I libri della sesta giornata / Palermo

pcp_possibilePierCarlo Palermo, I limiti del possibile. Governo del territorio e qualità dello sviluppo, Donzelli, Roma 2009

Il testo fornisce una sintesi evoluta di alcune delle principali tesi dell’autore, che si colloca in una posizione critica e riflessiva rispetto a un ampio spettro di posizioni disciplinari, letteratura e casi concreti.
Egli ricostruisce in una forma volutamente sintetica e asciutta (talvolta deliberatamente tranchant), una panoramica della pianificazione dagli anni ’60 ad oggi, sintetizzando e richiamando alcuni dei principali contributi teorici già espressi in testi precedenti. Rispetto ai quali qui aggiunge riflessioni e commenti a sostegno della necessità di fare i conti con i limiti del possibile, entro una cornice di necessaria etica della responsabilità, indispensabile per governare efficacemente i processi di trasformazione.

In particolare, in questo ultimo volume, egli:
–    sintetizza alcune delle principali tesi di Interpretazioni dell’analisi urbanistica (in particolare, nel richiamo alle figure di Astengo e De Carlo all’interno dell’evoluzione disciplinare italiana passando poi per Secchi e Gregotti);
–    aggiorna con valutazioni più mature le esperienze osservate in Prove di innovazione e nella corrispondente versione breve in inglese Innovation in Planning. Italian Experiences (riprendendo la rassegna di strumenti lì presentata dopo un tempo più ampio di riflessione e verifica dei risultati conseguiti e assumendo posizioni più critiche rispetto al tema dell’integrazione);
–    seleziona riferimenti e ‘pubbliche’ riflessioni su casi concreti da Trasformazioni e governo del territorio (si vedano i richiami a Milano, alla Lombardia, a Napoli e Roma).

L’operazione è tutt’altro che neutra: l’autore conferma e rafforza la scelta di alcuni riferimenti stabili come Astengo, De Carlo, Hirschman ai quali aggiunge esplicite dichiarazioni di stima per Donolo, Magnaghi, Lanzara e pochi altri; indicando, allo stesso tempo, alcune linee di ricerca che non si sono rivelate, a suo dire, di particolare utilità per la disciplina (segnatamente la planning theory e la pianificazione collaborativa à la Healey).
Le riflessioni svolte nel libro seguono la traccia di un laboratorio di ricerca fra campi diversi di idee ed esperienze. I temi del governo delle trasformazioni sono discussi da diverse prospettive disciplinari, con il tentativo di far dialogare architetti, urbanisti, policy scientists e altri profili con l’auspicio che ciascuno provi a vedersi con gli occhi degli altri.

Il volume parte dalla considerazione che sia necessario condurre un bilancio rigoroso della lunga stagione di sperimentazioni e innovazioni nel campo della pianificazione, provando a individuare indirizzi di metodo, di ricerca e di orientamento all’azione pubblica che ci facciano uscire da una sterile condizione di sperimentalismo permanente.
L’operazione si svolge attraverso quattro passaggi argomentativi.

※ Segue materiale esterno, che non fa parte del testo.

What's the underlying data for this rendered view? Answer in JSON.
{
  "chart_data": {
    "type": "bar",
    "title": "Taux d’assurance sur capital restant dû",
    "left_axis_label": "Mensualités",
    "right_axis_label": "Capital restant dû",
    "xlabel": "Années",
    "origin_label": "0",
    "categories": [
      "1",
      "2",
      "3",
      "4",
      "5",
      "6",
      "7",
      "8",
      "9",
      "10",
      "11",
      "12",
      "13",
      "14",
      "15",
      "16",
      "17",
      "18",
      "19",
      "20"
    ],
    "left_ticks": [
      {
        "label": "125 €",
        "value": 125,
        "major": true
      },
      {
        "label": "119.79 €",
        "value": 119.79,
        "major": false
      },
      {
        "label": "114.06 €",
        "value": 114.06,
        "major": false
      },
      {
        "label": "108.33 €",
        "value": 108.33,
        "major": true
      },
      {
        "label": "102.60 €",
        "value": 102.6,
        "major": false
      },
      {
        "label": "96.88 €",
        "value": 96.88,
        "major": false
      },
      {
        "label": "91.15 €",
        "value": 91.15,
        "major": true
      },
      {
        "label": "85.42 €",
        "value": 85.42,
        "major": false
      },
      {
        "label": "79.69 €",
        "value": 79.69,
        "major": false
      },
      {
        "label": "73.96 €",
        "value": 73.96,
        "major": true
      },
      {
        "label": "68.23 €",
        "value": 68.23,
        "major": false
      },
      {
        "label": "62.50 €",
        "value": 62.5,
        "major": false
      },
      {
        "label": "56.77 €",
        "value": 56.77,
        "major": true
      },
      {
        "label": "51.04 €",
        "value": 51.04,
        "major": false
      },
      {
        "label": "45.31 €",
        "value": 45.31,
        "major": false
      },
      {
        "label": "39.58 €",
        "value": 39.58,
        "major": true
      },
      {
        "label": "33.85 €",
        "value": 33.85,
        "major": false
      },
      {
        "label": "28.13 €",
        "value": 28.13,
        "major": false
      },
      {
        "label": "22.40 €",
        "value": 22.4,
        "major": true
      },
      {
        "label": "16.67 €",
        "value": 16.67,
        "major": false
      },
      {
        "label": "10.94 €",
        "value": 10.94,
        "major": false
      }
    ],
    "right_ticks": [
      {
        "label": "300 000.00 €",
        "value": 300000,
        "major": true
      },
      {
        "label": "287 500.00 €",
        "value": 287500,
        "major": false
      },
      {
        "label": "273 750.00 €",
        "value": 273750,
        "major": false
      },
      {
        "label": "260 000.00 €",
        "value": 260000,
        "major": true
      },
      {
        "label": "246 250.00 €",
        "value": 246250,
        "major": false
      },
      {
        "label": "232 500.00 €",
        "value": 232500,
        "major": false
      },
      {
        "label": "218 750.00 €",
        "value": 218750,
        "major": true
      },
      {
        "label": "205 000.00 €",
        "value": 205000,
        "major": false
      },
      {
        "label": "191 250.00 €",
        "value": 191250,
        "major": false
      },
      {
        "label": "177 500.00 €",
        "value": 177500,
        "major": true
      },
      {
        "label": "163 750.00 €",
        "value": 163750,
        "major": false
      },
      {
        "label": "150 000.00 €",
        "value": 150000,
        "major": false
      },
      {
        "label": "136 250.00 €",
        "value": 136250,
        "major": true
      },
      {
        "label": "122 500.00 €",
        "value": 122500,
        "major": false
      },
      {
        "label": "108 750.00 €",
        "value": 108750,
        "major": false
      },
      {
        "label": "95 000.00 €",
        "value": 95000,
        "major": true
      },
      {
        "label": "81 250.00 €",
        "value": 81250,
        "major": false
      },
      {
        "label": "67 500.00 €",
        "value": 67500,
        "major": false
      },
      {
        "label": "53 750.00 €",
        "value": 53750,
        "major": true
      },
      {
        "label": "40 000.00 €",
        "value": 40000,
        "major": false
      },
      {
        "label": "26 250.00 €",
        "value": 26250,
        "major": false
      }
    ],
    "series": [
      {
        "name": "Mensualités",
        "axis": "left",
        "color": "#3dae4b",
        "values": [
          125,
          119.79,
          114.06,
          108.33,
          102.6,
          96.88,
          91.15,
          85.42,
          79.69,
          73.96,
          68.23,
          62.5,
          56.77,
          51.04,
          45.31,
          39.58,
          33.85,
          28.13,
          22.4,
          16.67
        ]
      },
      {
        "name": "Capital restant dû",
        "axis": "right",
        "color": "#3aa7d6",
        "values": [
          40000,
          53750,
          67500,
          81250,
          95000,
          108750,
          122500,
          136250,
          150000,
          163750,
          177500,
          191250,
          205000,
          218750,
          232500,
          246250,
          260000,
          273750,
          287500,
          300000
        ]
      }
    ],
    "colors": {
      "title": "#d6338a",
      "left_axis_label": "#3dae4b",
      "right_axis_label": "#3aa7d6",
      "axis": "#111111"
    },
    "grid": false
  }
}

In primo luogo introduce l’argomento del libro e delinea sette grandi temi di innovazione possibile (cap.1); un successivo passaggio consiste nella discussione dei paradossi non sempre espliciti che accompagnano i paradigmi dominanti (cap. 2). Viene poi sviluppata una riflessione sul nesso fra i temi del governo e dello sviluppo del territorio (capp. 3 e 4). Segue poi una discussione più specifica sugli strumenti: le forme attuali di pianificazione (cap. 5), le principali chiavi di lettura delle trasformazioni per progetto (cap. 6), e la varietà emergente di policy tools (cap. 7).
Le conclusioni si concentrano prevalentemente sulle modalità di probing del lavoro della politica e degli esperti in questo campo (cap.8);  sulle implicazioni etiche del complesso di politiche e pratiche (cap.9);  sulla questione delle possibilità di un cambiamento innovativo per il governo delle trasformazioni del territorio in Italia (cap.10).
Le finalità esplicite del libro sono rivolte all’innovazione e all’efficacia dell’azione disciplinare, a partire dalla valorizzazione di un percorso personale di attenta critica alle teorie e alle sperimentazioni pratiche in corso. La tesi sostenuta è che le sperimentazioni recenti hanno compiuto molti errori (che talvolta dipendono da generose intenzioni), ma lasciato anche molte tracce che possono guidare verso un cambiamento innovativo.
Nella Babele o nel conformismo dei valori e dei paradigmi – sostiene l’autore – è necessario riconoscere una robusta via riformista come cultura del possibile, capace d’essere solidale e responsabile, critica e progettuale allo scopo di guidare le trasformazioni connesse al governo del territorio.